Materials in the environment:

  • It is child sized;
  • It is interesting for the child;
  • It is progressive, simple, self-correcting (in most cases), it isolates a quality, a peculiarity, a difficulty, it facilitates the development;
  • It is an exercise: “I concentrate, I do it according to instructions, I do a lot of directed work”;
  • Present “intentionally” in a single copy: “I learn to respect it, I learn to wait; I fit in at the right time and wait my turn; I do not choose out of imitation but out of interest”.

The child

  • It is inserted in a multi-age class (3-6 years old): the observation between them will favour the timing and the way of learning;
  • He is defined as the “conscious worker”: his hands, guided by intelligence, perform tasks of a well-defined human type;
  • His game is really a “job” (this is the name of all the activities carried out in class);
  • Inserted in a constructive, quality environment, makes its autonomy a pre-requisite for learning, in compliance with the rules of behaviour learned from the teacher.

The directress

  • Prepares the environment: she has a clear idea of the areas to be developed and organizes the corners;
  • She connects the environment and the child.
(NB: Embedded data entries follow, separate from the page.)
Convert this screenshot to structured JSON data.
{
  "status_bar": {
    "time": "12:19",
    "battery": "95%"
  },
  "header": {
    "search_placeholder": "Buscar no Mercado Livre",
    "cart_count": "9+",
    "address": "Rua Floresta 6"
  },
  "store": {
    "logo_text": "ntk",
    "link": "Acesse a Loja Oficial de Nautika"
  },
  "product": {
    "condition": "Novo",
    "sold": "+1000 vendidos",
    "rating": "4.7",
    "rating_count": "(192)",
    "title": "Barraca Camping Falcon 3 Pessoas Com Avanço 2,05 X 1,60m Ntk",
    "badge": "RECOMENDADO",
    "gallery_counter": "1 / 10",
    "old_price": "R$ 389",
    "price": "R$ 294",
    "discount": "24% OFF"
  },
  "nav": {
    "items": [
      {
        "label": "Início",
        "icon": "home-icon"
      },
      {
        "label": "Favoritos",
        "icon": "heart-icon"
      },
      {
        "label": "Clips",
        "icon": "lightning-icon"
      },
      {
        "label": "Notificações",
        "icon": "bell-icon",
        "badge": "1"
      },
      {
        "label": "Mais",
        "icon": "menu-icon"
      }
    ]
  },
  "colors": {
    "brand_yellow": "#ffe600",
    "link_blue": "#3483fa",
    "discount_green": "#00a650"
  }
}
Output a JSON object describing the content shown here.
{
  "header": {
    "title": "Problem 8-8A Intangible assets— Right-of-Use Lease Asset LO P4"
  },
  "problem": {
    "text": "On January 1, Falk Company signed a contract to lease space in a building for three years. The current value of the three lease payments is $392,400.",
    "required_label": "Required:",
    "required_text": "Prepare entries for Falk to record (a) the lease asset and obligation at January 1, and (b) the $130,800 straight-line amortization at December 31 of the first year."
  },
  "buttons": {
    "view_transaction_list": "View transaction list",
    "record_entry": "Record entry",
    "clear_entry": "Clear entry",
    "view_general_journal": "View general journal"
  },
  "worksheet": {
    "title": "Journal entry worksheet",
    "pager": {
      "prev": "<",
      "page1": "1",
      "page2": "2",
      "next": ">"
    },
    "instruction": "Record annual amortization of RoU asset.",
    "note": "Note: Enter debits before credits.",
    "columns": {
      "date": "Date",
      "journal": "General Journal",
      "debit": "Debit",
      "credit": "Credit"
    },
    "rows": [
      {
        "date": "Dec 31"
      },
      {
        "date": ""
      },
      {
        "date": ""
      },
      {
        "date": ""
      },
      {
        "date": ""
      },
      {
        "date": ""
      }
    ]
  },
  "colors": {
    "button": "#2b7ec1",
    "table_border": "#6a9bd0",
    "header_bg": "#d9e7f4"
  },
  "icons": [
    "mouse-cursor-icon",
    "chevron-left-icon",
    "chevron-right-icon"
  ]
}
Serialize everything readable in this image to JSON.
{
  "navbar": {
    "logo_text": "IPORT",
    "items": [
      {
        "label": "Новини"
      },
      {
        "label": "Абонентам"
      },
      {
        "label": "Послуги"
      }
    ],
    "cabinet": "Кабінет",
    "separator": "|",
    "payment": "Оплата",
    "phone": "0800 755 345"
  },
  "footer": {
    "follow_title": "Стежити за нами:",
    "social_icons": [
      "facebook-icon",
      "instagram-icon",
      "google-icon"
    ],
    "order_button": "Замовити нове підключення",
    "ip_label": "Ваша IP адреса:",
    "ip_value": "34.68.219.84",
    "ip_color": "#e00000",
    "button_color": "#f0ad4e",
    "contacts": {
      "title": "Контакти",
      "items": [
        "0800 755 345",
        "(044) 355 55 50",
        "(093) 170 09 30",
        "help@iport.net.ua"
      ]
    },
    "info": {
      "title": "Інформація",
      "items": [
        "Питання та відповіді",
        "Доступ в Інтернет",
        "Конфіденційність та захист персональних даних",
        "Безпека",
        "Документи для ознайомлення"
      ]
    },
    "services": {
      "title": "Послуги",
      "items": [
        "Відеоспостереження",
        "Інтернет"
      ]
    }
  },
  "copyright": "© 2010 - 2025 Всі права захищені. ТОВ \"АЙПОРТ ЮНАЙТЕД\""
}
How? 
  • Through the “presentation”: one child at a time, she shows how to do the “work”;
  • The “presentation of the work” is short, simple, objective. The object is in evidence, the words to describe it are few, the attention is paid to the function of the object;
  • The material is used to make the child learn something specific and clearly identifiable;
  • The child’s learning is “structured”;
  • She limits direct intervention to what is necessary and essential: if necessary, it “provokes” the child, presenting the activity to him/her again;
  • Finally, the directress evaluates herself, the environment and the child, ALWAYS!

Documentation

The course of the activities carried out during the year will be documented through the works of children (bound at the end of the year in a personalized binder and photos shown on the socials used by the school). Additionally, the most significant didactic experiences will be presented through billboards hanging on the walls during all the year.